1 Temmuz 2012 tarihinde yürürlüğe giren 6098 sayılı Türk Borçlar Kanun’unun 344. maddesine göre; “Tarafların yenilenen kira dönemlerinde uygulanacak kira bedeline ilişkin anlaşmaları, bir önceki kira yılında üretici fiyat endeksindeki artış oranını geçmemek koşuluyla geçerlidir. Bu kural, bir yıldan daha uzun süreli kira sözleşmelerinde de uygulanır. Taraflarca bu konuda bir anlaşma yapılmamışsa, kira bedeli, bir önceki kira yılının üretici fiyat endeksindeki artış oranını geçmemek koşuluyla hâkim tarafından, kiralananın durumu göz önüne alınarak hakkaniyete göre belirlenir. Taraflarca bu konuda bir anlaşma yapılıp yapılmadığına bakılmaksızın, beş yıldan uzun süreli veya beş yıldan sonra yenilenen kira sözleşmelerinde ve bundan sonraki her beş yılın sonunda, yeni kira yılında uygulanacak kira bedeli, hâkim tarafından üretici fiyat endeksindeki artış oranı, kiralananın durumu ve emsal kira bedelleri göz önünde tutularak hakkaniyete uygun biçimde belirlenir. Her beş yıldan sonraki kira yılında bu biçimde belirlenen kira bedeli, önceki fıkralarda yer alan ilkelere göre değiştirilebilir.

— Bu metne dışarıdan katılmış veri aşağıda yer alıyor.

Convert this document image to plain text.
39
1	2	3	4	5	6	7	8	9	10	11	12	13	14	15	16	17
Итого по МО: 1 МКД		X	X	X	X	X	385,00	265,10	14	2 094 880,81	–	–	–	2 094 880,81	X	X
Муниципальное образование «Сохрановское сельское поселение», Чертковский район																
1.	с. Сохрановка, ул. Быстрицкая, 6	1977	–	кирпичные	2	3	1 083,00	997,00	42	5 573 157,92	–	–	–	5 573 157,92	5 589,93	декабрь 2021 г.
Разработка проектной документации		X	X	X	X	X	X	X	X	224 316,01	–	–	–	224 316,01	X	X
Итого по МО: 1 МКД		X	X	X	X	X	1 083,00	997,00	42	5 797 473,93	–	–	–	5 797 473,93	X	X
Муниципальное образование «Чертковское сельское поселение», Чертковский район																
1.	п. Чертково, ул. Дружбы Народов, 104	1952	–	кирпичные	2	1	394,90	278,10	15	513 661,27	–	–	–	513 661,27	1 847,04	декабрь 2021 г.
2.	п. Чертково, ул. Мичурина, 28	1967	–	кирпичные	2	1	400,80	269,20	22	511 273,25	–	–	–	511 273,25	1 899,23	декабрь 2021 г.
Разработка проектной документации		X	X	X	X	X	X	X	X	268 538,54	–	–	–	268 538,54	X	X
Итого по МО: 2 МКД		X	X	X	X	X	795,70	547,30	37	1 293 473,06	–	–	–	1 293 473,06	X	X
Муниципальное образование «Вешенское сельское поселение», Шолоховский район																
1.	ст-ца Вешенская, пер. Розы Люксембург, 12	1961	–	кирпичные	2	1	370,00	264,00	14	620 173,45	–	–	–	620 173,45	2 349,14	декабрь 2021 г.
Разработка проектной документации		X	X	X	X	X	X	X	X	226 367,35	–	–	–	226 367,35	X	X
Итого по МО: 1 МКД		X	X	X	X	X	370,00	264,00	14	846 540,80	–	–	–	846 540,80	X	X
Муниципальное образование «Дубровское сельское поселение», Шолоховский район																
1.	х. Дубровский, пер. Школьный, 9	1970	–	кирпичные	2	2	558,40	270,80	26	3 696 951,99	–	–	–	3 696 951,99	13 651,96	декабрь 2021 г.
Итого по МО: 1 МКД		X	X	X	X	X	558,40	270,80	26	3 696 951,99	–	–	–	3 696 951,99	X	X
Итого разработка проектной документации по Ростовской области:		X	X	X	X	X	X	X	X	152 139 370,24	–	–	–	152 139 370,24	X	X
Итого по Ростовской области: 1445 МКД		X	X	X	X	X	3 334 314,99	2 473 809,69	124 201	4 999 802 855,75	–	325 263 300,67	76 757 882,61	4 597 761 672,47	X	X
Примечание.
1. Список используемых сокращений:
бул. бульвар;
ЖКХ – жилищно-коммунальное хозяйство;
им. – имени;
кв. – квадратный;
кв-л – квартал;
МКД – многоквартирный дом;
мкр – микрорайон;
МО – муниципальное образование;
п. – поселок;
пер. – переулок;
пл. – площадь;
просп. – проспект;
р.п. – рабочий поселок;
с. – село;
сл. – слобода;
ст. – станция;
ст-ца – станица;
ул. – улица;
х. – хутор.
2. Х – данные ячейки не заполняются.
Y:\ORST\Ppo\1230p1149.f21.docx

Somut olayda, tespiti istenen 01.11.2014-01.11.2015 dönemi için kiranın başlangıcından itibaren beş yıllık süre dolmadığından, DİE nin 12 aylık ÜFE endeksi oranında artış yapılarak kira bedelinin tespit edilmesi gerekirken hak ve nesafete göre kira tespiti yapılarak hüküm kurulması doğru değildir.
Hüküm bu nedenle bozulmalıdır.
SONUÇ:Yukarıda açıklanan esaslar gözönünde tutulmaksızın yazılı şekilde hüküm tesisi isabetsiz, temyiz itirazları bu nedenlerle yerinde olduğundan kabulü ile hükmün HUMK.nun 428.maddesi gereğince davalı yararına BOZULMASINA ve peşin alınan temyiz harcının istek halinde temyiz edene iadesine, 6100 sayılı HMK’nun geçici madde 3 atfıyla 1086 sayılı HUMK.nun 440.maddesi gereğince karar düzeltme yolu kapalı olmak üzere, 15.11.2018 tarihinde oy birliğiyle karar verildi.